Sobre ética, reputação e resultado

O embaraçoso imbróglio brasileiro ocorrido na edição deste ano do Cannes Lions serve didaticamente como um alerta, não só ao mercado publicitário, como também para o mundo dos negócios, como um todo.

Justamente no ano em que o Brasil foi homenageado como Creative Country of the Year – o primeiro país a receber essa homenagem, que fará parte do festival a partir de agora –, cases manipulados foram alvo de denúncias, perdendo os Leões conquistados.

Felizmente, o Brasil, mesmo perdendo 12 prêmios, manteve sua posição de 2º colocado no festival, atrás apenas dos EUA, ultrapassando o Reino Unido.

Mas a reputação do país foi arranhada, gerando um contraponto à admiração observada pelos demais países pela capacidade criativa do Brasil.

Fui a Cannes mais de 20 vezes e, toda vez que me identifico como brasileiro num papo com estrangeiros, recebo de volta um sorrisão e uma manifestação de
admiração.

O Brasil é considerado um player de primeira grandeza no maior festival de criatividade do mundo. Por outro lado, somos também considerados o país do jeitinho, da forma pouco ortodoxa de criar soluções.

Nessa balança reputacional, o que víamos em Cannes era o peso da nossa criatividade prevalecer, minimizando questionamento sobre os possíveis dribles espertinhos para ganhar prêmios.

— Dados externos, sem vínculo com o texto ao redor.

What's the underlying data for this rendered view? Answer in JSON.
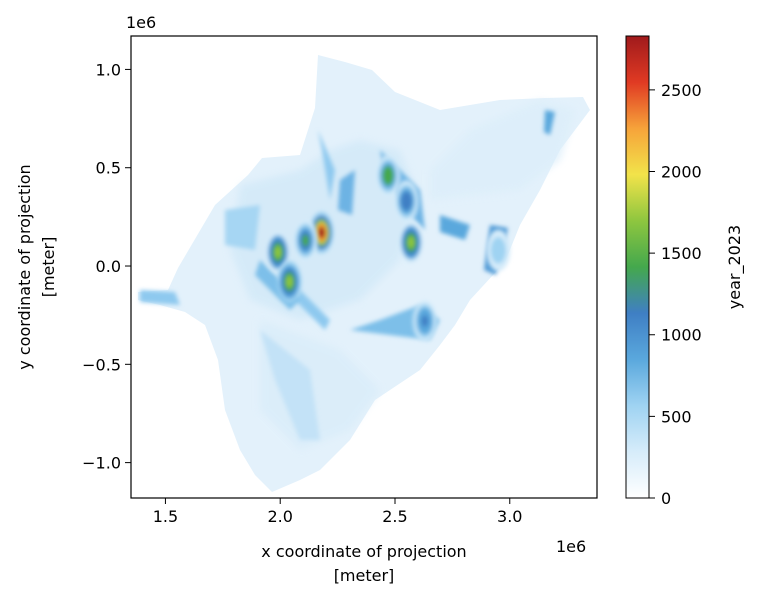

Não nos iludamos, temos um histórico de “fantasmas” e cases com resultados inflados, ganhadores de Leões ao longo da existência do festival. Com um sorrisinho maroto, muitos cases foram comemorados, como um gol de mão à Maradona.

Daí os questionamentos recorrentes sobre a validade de troféus trazidos de Cannes. Não foi a primeira vez que uma agência brasileira foi obrigada a devolver troféus do Cannes Lions.

Mas este ano foi demais! Não só a manipulação grosseira de vídeos usados no videocase, como o próprio case, em si, fez do premiado “Efficient way to pay”, da DM9 para a Consul, um exemplo gritante de falta de ética para ganhar prêmios.

Não fosse um tal de Alonso Guanaes levantar a lebre, talvez tivesse sido mais um gol de mão comemorado.

O problema é que temos agora um poderoso VAR: o escrutínio atento das pessoas. Admitamos: estávamos acostumados a jogar um jogo com regras “flexíveis”.

O Cannes Lions até vem tentando inibir esses dribles na ética, sem muito sucesso. Mas o que podemos extrair desse imbróglio é um alerta didático quanto ao uso de recursos antiéticos.

A agência envolvida sofreu e ainda sofrerá graves consequências pela sua atitude. Os outros cases questionados também terão efeito didático sobre a “esperteza” criativa adotada pelas agências.

Outra questão é: até que ponto os clientes envolvidos nos cases são coniventes? Ora, não existe case inscrito sem anuência do cliente.

Talvez sem conhecimento total das “técnicas” utilizadas para inscrever os cases, mas os clientes não podem alegar desconhecimento. O ponto crucial desse imbróglio todo, na minha opinião, é a percepção de que a ética começa a virar o jogo.

O festival promete providências para evitar que casos do tipo aconteçam nas futuras edições, mas o ponto de inflexão só será obtido se houver um incremento de consciência por parte de todos.

Não só as agências, mas de todas as empresas envolvidas e, principalmente, o consumidor. Existe uma geração emergente muito mais questionadora e consciente.

Será cada vez mais difícil “roubar no jogo” do mercado. Estamos ficando “vacinados” do golpe, da fake
news e da propaganda enganosa. Analisamos com muito mais critério a comunicação das empresas e de seus produtos.

A tendência é termos muito mais Alonsos Guanaes daqui para frente. O resultado das empresas (não só nos festivais, mas nos negócios) dependerá cada vez mais da forma ética e respeitosa com que atua no mercado.